WORK_DIR = "/content/ACIE_Work"
ZIP_NAME = "ACIE_Project.zip"

# Check if Drive folder exists
if not os.path.exists(DRIVE_FOLDER):
    print(f"❌ Error: Folder '{DRIVE_FOLDER}' not found.")
    print("Please create 'ACIE_Training' in your Drive and upload your files there.")
else:
    print(f"✅ Found Drive folder: {DRIVE_FOLDER}")

In [None]:
# 3. Unzip Project
zip_path = os.path.join(DRIVE_FOLDER, ZIP_NAME)

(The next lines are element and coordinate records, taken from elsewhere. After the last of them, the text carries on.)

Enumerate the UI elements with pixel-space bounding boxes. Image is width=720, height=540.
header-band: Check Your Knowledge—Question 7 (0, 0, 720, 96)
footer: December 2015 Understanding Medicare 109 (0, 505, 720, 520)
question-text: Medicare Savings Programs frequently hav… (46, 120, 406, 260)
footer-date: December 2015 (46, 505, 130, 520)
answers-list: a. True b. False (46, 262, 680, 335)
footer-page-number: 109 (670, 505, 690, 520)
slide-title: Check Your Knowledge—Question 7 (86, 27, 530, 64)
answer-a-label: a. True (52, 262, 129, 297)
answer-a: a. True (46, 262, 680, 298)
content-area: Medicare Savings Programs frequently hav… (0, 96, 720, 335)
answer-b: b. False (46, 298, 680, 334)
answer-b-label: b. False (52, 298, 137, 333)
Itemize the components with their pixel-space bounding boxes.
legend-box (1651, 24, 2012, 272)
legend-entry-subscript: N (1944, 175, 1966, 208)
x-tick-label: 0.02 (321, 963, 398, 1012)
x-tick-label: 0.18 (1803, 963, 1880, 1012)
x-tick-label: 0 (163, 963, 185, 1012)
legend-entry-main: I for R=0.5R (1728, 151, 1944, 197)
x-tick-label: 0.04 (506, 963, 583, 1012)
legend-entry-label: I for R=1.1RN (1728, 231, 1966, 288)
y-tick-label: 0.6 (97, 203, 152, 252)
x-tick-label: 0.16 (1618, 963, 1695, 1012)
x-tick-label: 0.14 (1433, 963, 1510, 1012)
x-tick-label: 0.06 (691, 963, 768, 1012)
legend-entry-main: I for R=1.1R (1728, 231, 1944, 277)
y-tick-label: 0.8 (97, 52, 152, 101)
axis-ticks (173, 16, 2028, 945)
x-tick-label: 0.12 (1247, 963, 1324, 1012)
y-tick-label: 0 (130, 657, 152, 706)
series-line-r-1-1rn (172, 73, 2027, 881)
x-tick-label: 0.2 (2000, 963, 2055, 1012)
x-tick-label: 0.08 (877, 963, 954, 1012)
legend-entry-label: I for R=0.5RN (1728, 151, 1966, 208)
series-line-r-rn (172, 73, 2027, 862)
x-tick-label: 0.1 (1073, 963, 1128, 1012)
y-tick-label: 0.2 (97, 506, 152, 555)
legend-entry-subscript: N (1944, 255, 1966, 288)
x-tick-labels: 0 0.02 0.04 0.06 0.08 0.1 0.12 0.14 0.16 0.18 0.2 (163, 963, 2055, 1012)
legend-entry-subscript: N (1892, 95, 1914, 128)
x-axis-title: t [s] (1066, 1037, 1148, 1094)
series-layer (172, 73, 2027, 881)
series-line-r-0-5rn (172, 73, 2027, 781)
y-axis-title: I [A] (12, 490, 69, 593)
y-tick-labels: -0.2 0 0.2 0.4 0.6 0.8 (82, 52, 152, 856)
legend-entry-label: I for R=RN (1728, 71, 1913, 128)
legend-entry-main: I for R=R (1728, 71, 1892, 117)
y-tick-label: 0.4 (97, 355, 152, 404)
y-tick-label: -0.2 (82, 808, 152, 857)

if os.path.exists(zip_path):
    print(f"Found zip: {zip_path}")
    if os.path.exists(WORK_DIR):
        shutil.rmtree(WORK_DIR)
    
    print(f"Unzipping to {WORK_DIR}...")
    !unzip -q "{zip_path}" -d "{WORK_DIR}"
    print("✅ Project unzipped successfully.")
else:
    print(f"❌ Error: {ZIP_NAME} not found in {DRIVE_FOLDER}")

In [None]:
# 4. Link Datasets
data_dir = os.path.join(WORK_DIR, "data")
os.makedirs(data_dir, exist_ok=True)

# Find all CSVs in the Drive folder
drive_csvs = glob.glob(os.path.join(DRIVE_FOLDER, "*.csv"))

if drive_csvs:
    print(f"Found {len(drive_csvs)} CSV files in Drive. Linking to workspace...")
    for csv_path in drive_csvs:
        filename = os.path.basename(csv_path)
        target_path = os.path.join(data_dir, filename)
        if not os.path.exists(target_path):
            os.symlink(csv_path, target_path)
    print(f"✅ Datasets ready in {data_dir}")
else:
    print("⚠️ Warning: No CSV files found in ACIE_Training folder.")

In [None]:
# 5. Install Dependencies
os.chdir(WORK_DIR)
print(f"Current PWD: {os.getcwd()}")

print("Installing dependencies...")
!pip install -q pytorch-lightning torchmetrics python-dotenv
!pip install -q "numpy<2.0" pandas scipy networkx
!pip install -q "bcrypt<4.0.0" passlib python-jose[cryptography]
!pip install -e .

In [None]:
# 6. Run Training
# Configuration
OUTPUT_DIR = "outputs/colab_run1"
DATASET_SIZE = "10k"  # Change this if using 20k or other sizes
MAX_EPOCHS = 20
BATCH_SIZE = 64

cmd = f"python acie/training/train.py --data_dir data/ --output_dir {OUTPUT_DIR} --dataset_size {DATASET_SIZE} --max_epochs {MAX_EPOCHS} --batch_size {BATCH_SIZE} --gpus 1"

print(f"Starting training command: {cmd}")
!{cmd}

In [None]:
# 7. Save Results
# Copy outputs back to Drive so you don't lose them
dest_output = os.path.join(DRIVE_FOLDER, "outputs")

if os.path.exists(OUTPUT_DIR):
    print(f"Copying results to {dest_output}...")
    if not os.path.exists(dest_output):
        os.makedirs(dest_output)
    !cp -r {OUTPUT_DIR}/* "{dest_output}/"
    print("✅ Results saved to Drive.")